Saltar a contenido

Hand And Grasp Recognition Research Plan

Date: 2026-05-05

Goal

Assess whether AI pose/vision methods can recognize clinically relevant hand grasps and object interactions for the LABIS research line Monica and Cristina discussed.

Research Questions

  1. Which grasp taxonomy should be used for the first validation set?
  2. Can OpenPose hand keypoints distinguish the requested grasp types?
  3. Does MediaPipe Hands or another hand model outperform OpenPose for this use case?
  4. What object context is required to avoid confusing hand pose with actual grasp?

Candidate Dataset Matrix

  • Power grasp: bottle, cylinder, handle.
  • Precision pinch: coin, pen, small cube.
  • Spherical grasp: tennis ball, 3D-printed semisphere.
  • Lateral/key pinch: key/card.
  • Tripod grasp: pen/stylus.
  • Hook grasp: bag handle.

Each row needs:

  • object
  • grasp type
  • hand side
  • camera angle
  • occlusion level
  • expected keypoint visibility
  • model output
  • pass/fail criterion

Test Strategy

  1. Start with synthetic/sourced image smoke tests to validate pipeline wiring only.
  2. Move to real controlled images/videos for scientific conclusions.
  3. Extract hand keypoints with OpenPose and at least one second model.
  4. Train or rule-based classify grasp candidates.
  5. Validate against manually labeled ground truth.

Public Dataset Fixture Plan

Public datasets can unblock the keypoint pipeline and regression tests, but they do not replace a consented private LABIS dataset for clinical claims. Use them as external fixtures with source URLs, licenses, SHA-256 hashes, and split metadata; do not vendor third-party photos into this repo unless the license explicitly permits redistribution.
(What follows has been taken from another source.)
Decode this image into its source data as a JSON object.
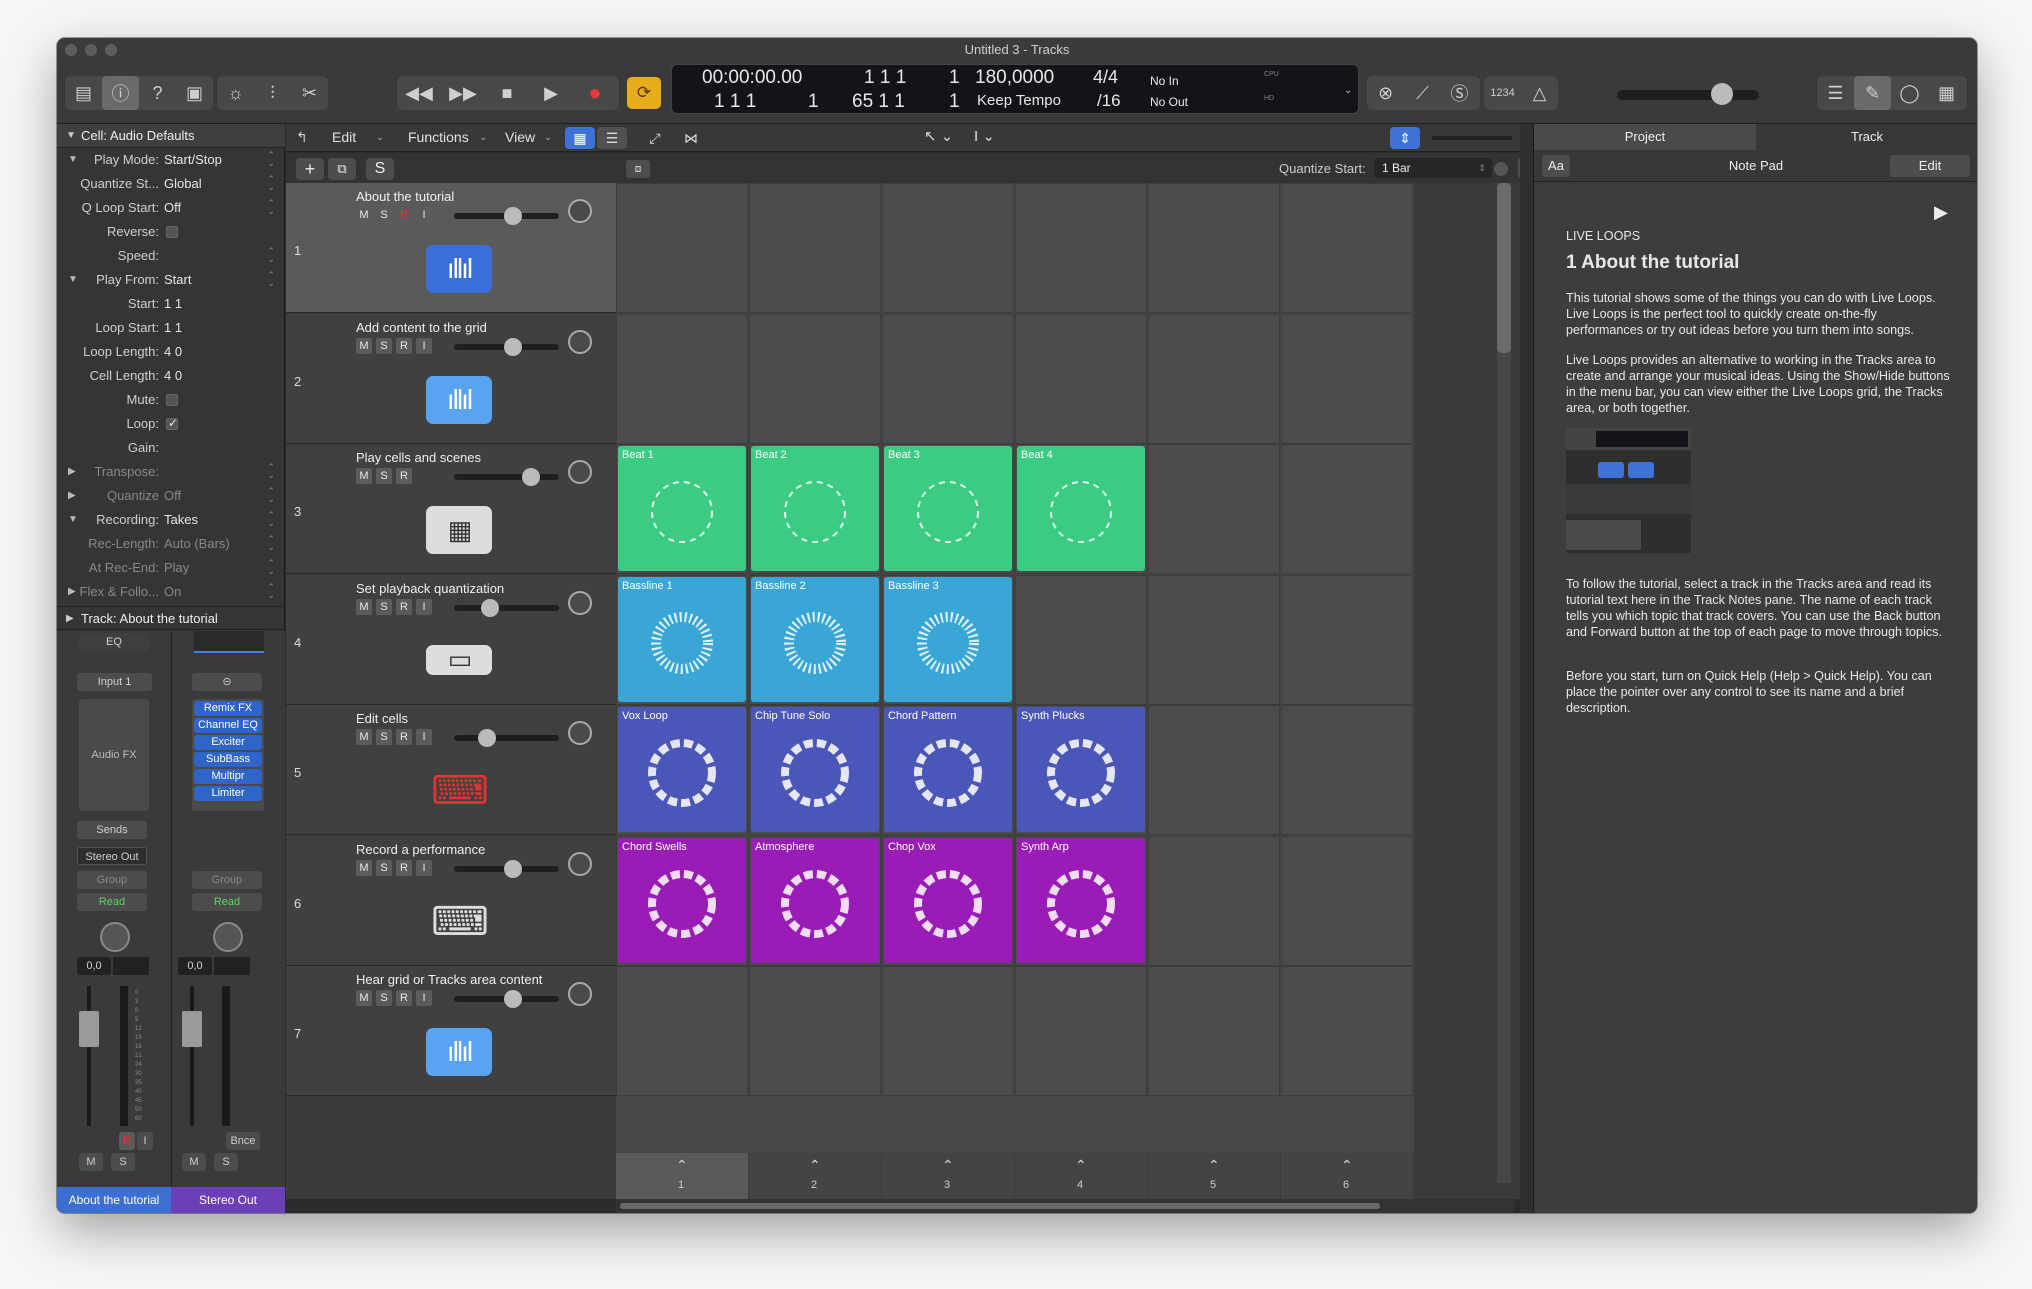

Recommended external fixtures:

Source What it provides Best use License/access gate
CMU Panoptic HandDB Real hand images with manual 21-keypoint annotations Small public keypoint fixture Verify dataset README before redistribution
COCO-WholeBody / WholeBody-Hand In-the-wild hand boxes and hand keypoints over COCO photos Robustness checks on real photos COCO/Flickr image terms plus annotation license
FreiHAND Real single-hand RGB with 21 3D keypoints and MANO data Keypoint validation outside clinical images Research-only terms
HaGRID / HaGRIDv2 Real gesture/grasp-like labels and hand boxes Grasp/gesture smoke fixture Check current CC BY-SA variant and attribution requirements
HO-3D / H2O-3D Hand-object interaction with object/hand pose Object-grasp feasibility study Academic/research terms; no redistribution without permission

Minimum reproducible public fixture:

  • 10-20 CMU or COCO-WholeBody hand crops with 21-keypoint ground truth.
  • 10 HaGRID samples across grip, grabbing, fist, palm, and no_gesture.
  • Store only external://... references in data/external/manifest.csv until redistribution rights are verified.
  • Run MediaPipe and OpenPose through the same normalization schema and store only model outputs generated locally.

Acceptance boundary for HAND-004:

  • Public external fixtures can close the pipeline-data blocker.
  • Clinical/scientific conclusions still require the LABIS consented capture protocol in docs/capture-protocol.md and docs/templates/consent-form.md.

Outputs

  • bibliography summary
  • docs/grasp-taxonomy.md
  • labeled image/video inventory
  • model comparison notebook
  • feasibility report